Disposto a se manter na elite, o Gama acionou a Justiça Comum contra a CBF. A entidade acabou punida e ficou impedida de organizar o Brasileirão de 2000. O clube teve apoio político do então senador José Roberto Arruda na empreitada. Até meados de julho daquele ano, não se tinha a certeza de como o Brasileirão seria disputado. Ou seja, foi uma grande bagunça. “Foi um enorme impasse para todos. Até chegou a ser ameaçada a realização do campeonato”, contou ao Estadão o presidente do Grêmio na época, José Alberto Guerreiro.

O impasse foi solucionado pelo Clube dos 13. A organização criada em 1987 para defender o interesse político das equipes assumiu a responsabilidade de cuidar da competição, diante da impossibilidade da CBF em encarar essa missão. Em maio de 2000 o Clube dos 13, presidido por Fábio Koff, anunciou que iria planejar o torneio. Mas até os jogos começarem, no fim de julho, foram dezenas de reuniões, ações na Justiça e acordos nos bastidores.

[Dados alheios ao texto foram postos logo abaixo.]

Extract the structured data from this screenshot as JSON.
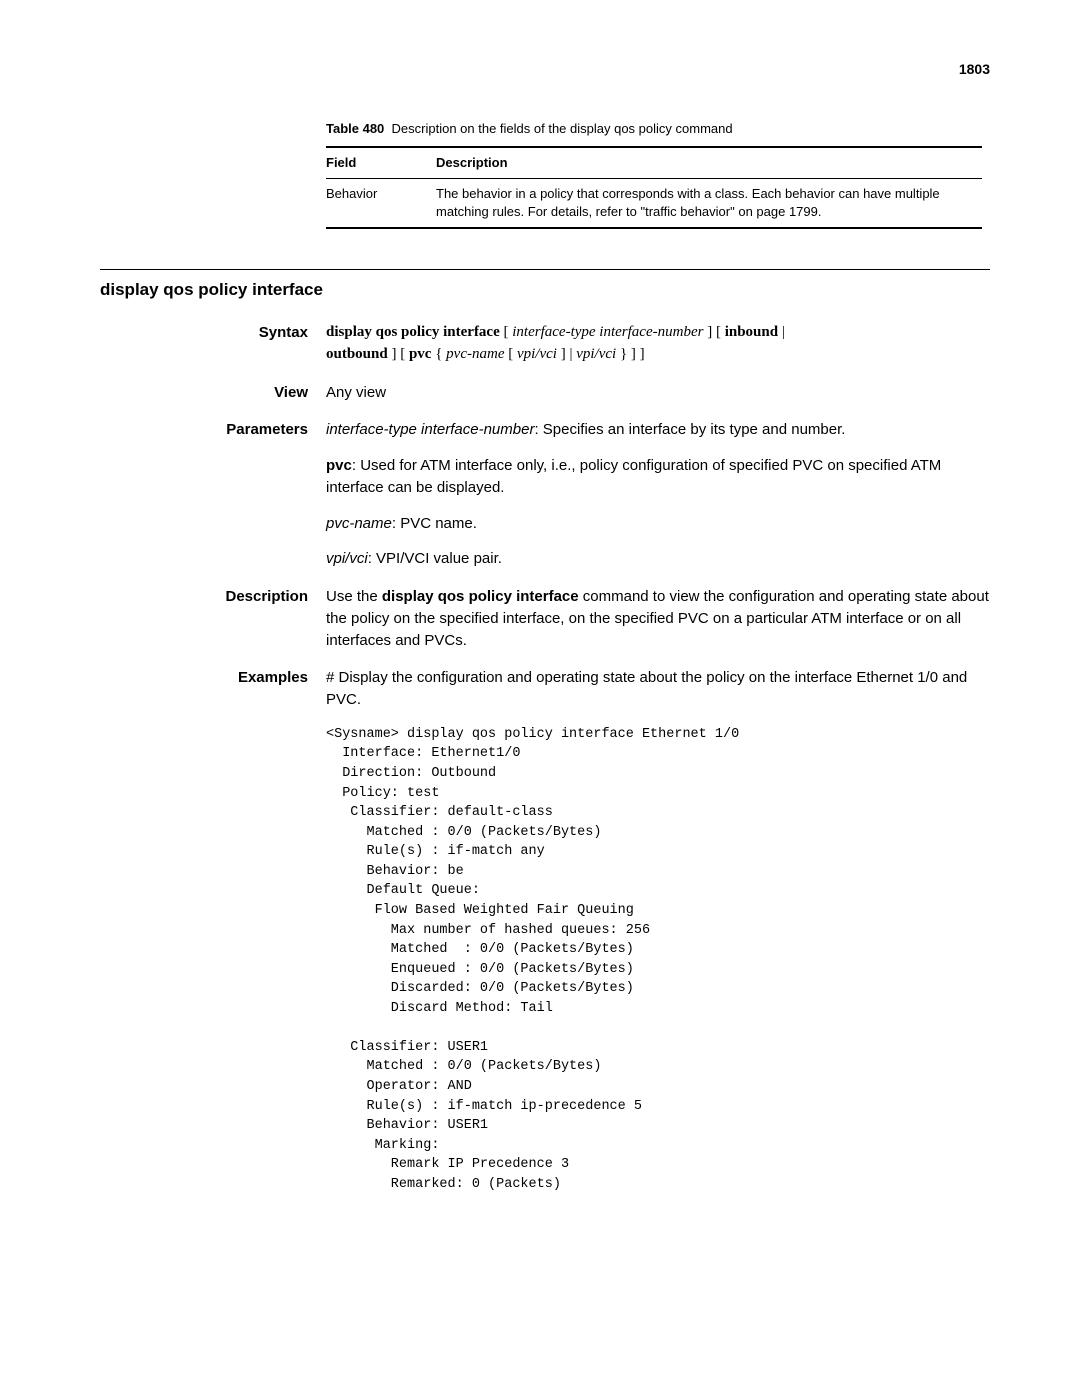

Em uma longa queda de braço, o Gama venceu e não foi rebaixado. O clube contou até com uma ameaça da Fifa feita à CBF para que resolvesse o impasse. No fim das contas, o Gama entrou na elite e teve outros novos companheiros. O Clube dos 13 promoveu automaticamente à Série A times que eram filiados à organização: Fluminense, Bahia e América-MG. Para contornar toda essa confusão, a competição mudou radicalmente o formato e teria 116 participantes.

Todos esses clubes foram divididos em quatro divisões, como se fosse hoje em dia as Séries de A até D. Para a fase decisiva, de cada um desses módulos sairiam alguns representantes para compor os 16 times nas oitavas de final. “Naquela época o futebol era muito conturbado. Eram viradas de mesa a toda a hora, insegurança sobre cumprimento de regulamentos e muita disputa por liderança política. As decisões não eram discutidas, mas tomadas de cima para baixo”, explicou o presidente do Santos em 2000, Marcelo Teixeira.

Quando a bola começou a rolar as polêmicas nos bastidores esfriaram. O confuso regulamento teve na fase final 12 times do principal módulo, três do segundo escalão e um representante das outras duas séries. “Foi um formato injusto de Brasileirão”, disse o então técnico do Vasco, Oswaldo de Oliveira, ao Estadão. “Um time saía de uma divisão inferior, depois de enfrentar adversários mais frágeis, e tinha um atalho para chegar às fases finais”, completou.

O intenso Brasileirão de 2000 só terminou no começo do ano seguinte. A decisão foi entre o Vasco, já sob o comando de Joel Santana, e a zebra São Caetano, que veio do segundo módulo. Como não poderia deixar de ser, o encerramento do tumultuado calendário também foi bagunçado. A queda do alambrado no jogo disputado em São Januário em 30 de dezembro levou a partida a ser remarcada só para semanas depois.